A partir de ese momento, mi vida cambió. Le entregué al Señor el miedo pánico que me provocaba mi madre, me cuidó y me protegió, impidiéndole a ella seguir adelante en sus amenazas. Y al poco tiempo, Dios escuchó el ruego de mi corazón, y pude reconciliarme con ella, sin condiciones.
Poco a poco el miedo y el odio se fueron transformando en un grande amor por ella, y en un deseo de protegerla y cuidarla. Para entonces yo ya me había separado de mi esposo, y vivía en una ciudad que está a hora y media de Guaymas (en Hermosillo), de manera que cada quince días, o cada semana, estuvimos yendo a verla, durante 11 años.
Mis hijos ya la amaban desde siempre, pero aprendieron a comprometerse a cuidarla y protegerla. Dios me dio la sabiduría para lograr que no protestaran cuando en algún fin de semana no pudieran ir a alguna fiesta, a causa de que nos tocaba ir a ver a su Agüe (como ellos le decían).
Otro milagro que Dios hizo fue que el carácter de ella cambió radicalmente, y dejó de agredirme, de humillarme o de ofenderme, totalmente. Llegó a respetarme, y a ser para mis hijos la abuelita que nunca pudo ser como mamá.
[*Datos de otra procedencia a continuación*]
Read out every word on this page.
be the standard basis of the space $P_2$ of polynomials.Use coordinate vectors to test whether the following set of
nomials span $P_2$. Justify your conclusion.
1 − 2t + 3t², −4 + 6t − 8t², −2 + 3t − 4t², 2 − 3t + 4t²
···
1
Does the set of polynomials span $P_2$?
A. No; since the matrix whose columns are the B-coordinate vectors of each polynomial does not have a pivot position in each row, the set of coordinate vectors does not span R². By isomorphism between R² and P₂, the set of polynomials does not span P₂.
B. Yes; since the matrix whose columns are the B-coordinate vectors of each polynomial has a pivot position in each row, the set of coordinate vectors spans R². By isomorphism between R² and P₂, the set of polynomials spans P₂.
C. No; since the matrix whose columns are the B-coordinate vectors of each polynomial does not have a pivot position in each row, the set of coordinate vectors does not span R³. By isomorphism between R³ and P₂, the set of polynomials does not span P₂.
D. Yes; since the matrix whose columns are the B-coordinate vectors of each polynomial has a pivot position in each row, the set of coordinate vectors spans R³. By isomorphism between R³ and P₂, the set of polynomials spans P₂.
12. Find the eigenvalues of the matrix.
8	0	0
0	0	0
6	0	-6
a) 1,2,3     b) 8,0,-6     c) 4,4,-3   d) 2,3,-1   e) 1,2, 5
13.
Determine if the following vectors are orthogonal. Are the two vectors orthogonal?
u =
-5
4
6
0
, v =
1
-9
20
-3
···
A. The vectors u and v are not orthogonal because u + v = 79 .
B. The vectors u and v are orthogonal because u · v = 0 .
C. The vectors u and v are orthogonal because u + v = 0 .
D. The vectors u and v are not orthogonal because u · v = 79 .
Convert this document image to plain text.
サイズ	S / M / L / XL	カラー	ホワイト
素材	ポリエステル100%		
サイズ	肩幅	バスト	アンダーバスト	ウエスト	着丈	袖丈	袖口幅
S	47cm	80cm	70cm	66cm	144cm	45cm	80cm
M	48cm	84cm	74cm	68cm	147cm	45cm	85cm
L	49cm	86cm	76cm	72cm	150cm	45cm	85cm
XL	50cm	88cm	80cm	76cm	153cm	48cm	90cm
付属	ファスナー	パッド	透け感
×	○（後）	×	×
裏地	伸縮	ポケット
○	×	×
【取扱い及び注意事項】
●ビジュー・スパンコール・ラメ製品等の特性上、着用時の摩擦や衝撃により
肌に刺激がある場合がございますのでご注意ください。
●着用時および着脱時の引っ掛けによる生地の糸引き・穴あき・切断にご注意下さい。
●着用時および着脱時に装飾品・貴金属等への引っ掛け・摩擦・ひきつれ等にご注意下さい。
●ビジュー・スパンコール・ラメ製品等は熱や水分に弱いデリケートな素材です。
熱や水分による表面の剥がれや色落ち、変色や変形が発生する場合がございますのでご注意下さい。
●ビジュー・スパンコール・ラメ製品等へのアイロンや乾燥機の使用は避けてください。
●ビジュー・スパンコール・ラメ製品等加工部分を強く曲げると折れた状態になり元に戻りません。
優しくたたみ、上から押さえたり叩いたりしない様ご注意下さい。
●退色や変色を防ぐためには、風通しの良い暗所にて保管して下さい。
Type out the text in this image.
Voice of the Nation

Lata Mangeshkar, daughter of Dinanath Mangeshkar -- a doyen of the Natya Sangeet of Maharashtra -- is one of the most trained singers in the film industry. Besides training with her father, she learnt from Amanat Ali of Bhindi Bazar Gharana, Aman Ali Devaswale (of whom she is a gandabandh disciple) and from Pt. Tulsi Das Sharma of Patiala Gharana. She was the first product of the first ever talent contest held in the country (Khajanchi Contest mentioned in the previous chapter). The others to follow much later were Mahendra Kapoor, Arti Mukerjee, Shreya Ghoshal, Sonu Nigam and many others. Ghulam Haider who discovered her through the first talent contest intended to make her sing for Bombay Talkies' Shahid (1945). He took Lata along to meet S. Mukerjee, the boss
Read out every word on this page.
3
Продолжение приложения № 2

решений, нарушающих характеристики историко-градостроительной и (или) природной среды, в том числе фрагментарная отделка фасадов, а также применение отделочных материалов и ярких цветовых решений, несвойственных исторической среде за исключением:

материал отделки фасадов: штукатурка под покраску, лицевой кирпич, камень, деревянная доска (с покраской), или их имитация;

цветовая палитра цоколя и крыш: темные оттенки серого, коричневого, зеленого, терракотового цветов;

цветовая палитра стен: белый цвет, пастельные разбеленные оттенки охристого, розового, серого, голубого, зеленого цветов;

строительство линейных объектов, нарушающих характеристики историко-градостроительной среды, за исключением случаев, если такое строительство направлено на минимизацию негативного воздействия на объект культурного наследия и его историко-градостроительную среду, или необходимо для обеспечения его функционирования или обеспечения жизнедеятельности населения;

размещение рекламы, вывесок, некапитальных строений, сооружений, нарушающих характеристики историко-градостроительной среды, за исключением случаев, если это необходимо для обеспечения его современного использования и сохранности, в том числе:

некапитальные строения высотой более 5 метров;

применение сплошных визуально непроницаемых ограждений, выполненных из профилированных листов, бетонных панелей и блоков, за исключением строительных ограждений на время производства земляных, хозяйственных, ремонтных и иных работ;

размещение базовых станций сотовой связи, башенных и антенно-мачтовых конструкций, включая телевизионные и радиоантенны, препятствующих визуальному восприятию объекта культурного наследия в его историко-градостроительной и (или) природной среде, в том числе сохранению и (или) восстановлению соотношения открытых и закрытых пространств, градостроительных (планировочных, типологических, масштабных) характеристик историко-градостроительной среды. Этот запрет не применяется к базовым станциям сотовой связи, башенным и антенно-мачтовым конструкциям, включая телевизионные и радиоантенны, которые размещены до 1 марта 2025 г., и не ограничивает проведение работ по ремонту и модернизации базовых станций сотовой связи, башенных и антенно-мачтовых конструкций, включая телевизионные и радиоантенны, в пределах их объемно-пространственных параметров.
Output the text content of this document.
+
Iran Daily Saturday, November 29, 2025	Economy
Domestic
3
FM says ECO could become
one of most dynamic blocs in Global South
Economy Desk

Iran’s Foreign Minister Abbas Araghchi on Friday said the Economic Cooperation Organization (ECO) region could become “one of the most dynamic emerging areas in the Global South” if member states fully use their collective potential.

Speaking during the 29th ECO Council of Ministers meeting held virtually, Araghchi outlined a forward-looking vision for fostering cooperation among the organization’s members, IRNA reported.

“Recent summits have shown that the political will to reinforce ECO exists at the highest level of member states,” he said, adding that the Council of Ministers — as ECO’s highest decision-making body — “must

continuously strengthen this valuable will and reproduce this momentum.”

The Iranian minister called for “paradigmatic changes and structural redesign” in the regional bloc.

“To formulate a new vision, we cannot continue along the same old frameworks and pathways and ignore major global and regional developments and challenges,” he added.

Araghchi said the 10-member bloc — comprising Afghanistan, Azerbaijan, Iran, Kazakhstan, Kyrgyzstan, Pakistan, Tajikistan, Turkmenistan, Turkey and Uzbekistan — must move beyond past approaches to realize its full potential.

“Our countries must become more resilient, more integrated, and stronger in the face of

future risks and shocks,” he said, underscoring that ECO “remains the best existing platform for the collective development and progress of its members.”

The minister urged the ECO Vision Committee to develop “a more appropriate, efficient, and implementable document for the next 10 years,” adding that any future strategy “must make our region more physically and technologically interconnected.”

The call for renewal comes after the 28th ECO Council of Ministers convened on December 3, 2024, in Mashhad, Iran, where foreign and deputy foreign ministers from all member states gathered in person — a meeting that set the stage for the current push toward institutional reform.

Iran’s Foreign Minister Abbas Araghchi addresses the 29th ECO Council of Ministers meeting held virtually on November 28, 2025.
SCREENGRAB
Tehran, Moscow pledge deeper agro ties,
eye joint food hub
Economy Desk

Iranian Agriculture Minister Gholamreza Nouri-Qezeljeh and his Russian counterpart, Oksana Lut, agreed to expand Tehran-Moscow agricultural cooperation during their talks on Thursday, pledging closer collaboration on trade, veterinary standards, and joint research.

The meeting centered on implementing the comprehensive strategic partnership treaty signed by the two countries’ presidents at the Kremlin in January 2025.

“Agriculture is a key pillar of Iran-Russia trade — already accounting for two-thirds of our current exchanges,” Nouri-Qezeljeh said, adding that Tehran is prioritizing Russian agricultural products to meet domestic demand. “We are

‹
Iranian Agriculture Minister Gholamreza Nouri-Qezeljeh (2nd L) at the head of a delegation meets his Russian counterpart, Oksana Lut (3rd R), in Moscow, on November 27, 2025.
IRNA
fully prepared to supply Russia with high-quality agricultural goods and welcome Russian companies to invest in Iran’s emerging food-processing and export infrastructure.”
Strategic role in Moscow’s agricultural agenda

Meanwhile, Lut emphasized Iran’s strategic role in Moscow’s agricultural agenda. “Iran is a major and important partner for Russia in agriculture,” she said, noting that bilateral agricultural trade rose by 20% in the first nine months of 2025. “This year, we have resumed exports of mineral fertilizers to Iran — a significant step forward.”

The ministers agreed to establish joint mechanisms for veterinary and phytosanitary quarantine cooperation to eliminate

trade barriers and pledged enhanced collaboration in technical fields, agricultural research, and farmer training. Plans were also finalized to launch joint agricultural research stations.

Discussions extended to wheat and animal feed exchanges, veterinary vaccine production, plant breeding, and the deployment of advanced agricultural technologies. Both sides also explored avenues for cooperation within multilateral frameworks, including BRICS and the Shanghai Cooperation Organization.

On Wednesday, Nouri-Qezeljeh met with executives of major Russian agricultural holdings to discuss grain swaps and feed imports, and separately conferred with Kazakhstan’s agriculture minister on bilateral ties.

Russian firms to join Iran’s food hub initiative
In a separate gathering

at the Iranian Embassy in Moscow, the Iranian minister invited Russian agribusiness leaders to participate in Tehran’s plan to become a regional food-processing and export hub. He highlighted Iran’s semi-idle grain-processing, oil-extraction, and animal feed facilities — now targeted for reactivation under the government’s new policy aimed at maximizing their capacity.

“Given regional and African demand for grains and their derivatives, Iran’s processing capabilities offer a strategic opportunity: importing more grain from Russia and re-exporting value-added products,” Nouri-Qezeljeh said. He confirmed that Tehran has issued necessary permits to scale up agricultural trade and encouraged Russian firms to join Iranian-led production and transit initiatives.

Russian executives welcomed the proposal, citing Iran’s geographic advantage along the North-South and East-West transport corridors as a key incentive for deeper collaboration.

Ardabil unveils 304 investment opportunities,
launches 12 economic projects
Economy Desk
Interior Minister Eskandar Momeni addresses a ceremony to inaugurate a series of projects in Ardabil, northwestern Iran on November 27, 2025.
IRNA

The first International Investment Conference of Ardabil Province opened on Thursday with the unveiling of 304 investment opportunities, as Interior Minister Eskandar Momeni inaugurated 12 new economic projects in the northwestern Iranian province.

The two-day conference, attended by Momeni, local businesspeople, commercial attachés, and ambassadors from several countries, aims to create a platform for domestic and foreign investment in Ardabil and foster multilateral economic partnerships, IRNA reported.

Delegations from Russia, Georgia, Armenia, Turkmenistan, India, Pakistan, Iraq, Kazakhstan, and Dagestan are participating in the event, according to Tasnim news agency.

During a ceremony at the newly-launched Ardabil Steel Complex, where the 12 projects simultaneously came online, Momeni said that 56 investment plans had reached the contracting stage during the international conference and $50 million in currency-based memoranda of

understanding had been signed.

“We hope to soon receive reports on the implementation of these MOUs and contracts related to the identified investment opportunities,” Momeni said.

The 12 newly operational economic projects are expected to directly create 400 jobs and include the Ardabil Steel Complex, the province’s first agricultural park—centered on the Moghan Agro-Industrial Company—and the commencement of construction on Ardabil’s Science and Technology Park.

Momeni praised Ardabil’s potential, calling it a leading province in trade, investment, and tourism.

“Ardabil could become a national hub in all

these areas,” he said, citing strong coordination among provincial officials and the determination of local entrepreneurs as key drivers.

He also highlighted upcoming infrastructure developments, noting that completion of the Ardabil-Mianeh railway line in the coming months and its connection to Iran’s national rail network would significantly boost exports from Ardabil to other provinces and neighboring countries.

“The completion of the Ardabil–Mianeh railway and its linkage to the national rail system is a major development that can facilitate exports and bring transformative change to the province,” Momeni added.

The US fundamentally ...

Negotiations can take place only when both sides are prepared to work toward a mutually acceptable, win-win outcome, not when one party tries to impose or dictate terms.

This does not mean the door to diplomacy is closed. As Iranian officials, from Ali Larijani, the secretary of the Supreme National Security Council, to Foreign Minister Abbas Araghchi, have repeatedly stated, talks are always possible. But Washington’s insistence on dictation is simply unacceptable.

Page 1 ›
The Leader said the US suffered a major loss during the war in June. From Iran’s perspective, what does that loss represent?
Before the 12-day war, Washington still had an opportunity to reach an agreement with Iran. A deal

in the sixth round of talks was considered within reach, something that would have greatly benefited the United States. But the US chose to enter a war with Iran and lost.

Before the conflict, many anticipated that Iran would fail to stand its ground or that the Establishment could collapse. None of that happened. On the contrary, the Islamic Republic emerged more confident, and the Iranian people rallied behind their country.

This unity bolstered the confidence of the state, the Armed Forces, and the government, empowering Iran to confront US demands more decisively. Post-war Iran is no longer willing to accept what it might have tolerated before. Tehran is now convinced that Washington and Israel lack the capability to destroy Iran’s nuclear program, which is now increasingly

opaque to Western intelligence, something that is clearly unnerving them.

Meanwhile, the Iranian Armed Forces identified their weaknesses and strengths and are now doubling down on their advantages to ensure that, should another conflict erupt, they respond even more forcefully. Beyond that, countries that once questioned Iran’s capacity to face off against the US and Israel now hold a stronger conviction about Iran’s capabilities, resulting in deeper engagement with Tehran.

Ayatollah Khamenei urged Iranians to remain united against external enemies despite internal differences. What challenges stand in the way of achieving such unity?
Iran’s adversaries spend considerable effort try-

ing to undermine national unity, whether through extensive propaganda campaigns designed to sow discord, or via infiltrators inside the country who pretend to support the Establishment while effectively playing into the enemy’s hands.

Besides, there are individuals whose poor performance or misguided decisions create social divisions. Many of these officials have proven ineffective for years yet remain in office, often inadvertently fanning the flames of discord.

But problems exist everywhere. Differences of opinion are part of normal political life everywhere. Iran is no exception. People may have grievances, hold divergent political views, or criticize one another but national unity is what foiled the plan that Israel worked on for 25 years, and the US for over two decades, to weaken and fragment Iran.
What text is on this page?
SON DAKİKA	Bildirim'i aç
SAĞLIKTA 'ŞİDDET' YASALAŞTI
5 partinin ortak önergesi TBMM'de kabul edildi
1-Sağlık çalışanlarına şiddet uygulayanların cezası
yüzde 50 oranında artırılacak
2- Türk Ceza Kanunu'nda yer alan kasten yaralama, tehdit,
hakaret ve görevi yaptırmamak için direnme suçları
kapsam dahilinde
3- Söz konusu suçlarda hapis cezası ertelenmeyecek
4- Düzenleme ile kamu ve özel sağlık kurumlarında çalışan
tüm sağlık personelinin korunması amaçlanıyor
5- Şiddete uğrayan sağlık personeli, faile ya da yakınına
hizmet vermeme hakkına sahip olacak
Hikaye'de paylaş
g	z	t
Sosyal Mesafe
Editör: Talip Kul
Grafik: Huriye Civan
Por supuesto que todo el tiempo le pedía al Señor por la salvación del alma de mi madre; y un día en que ya desesperaba yo porque ella no cedía, Dios me dijo: “Tu madre se va a convertir a mí un día antes de que muera”. Y como eso me lo repitió varias veces, yo me convencí de que realmente era Dios quien me lo decía, así que cada vez que iba a Guaymas, y volvíamos a Hermosillo, sin que mi mamá se hubiera convertido, me quedaba tranquila pensando: “Todavía va a estar aquí una semana más”.
Efectivamente, mi madre se volvió al Señor un día antes de morir.
El Señor Jesucristo me ayudó a criar a mis hijos sin sus padres, pero además, convirtió a mi madre en mi apoyo para lograrlo. Después de haber sido mi verdugo, se convirtió en la mejor aliada que pude tener para la educación de mis hijos.
En la actualidad, todos mis hijos ya están casados, y tres de ellos ya tienen sus propios hijos. Los dos mayores están sirviendo al Señor de tiempo completo junto a sus cónyuges, y el menor, aunque sigue en su trabajo secular, cada día busca comprometerse más con el Señor, al igual que su esposa.
Aún insisto en declarar las promesas que el Señor me ha hecho respecto a mi familia; sigo orando por mis hermanos, por mi papá, mis sobrinos, mis hijos, nueras, yerno, nietos, y por los que se van a agregar.
Hechos 16:31 escribió:Cree en el Señor Jesucristo y serás salvo tú y tu casa.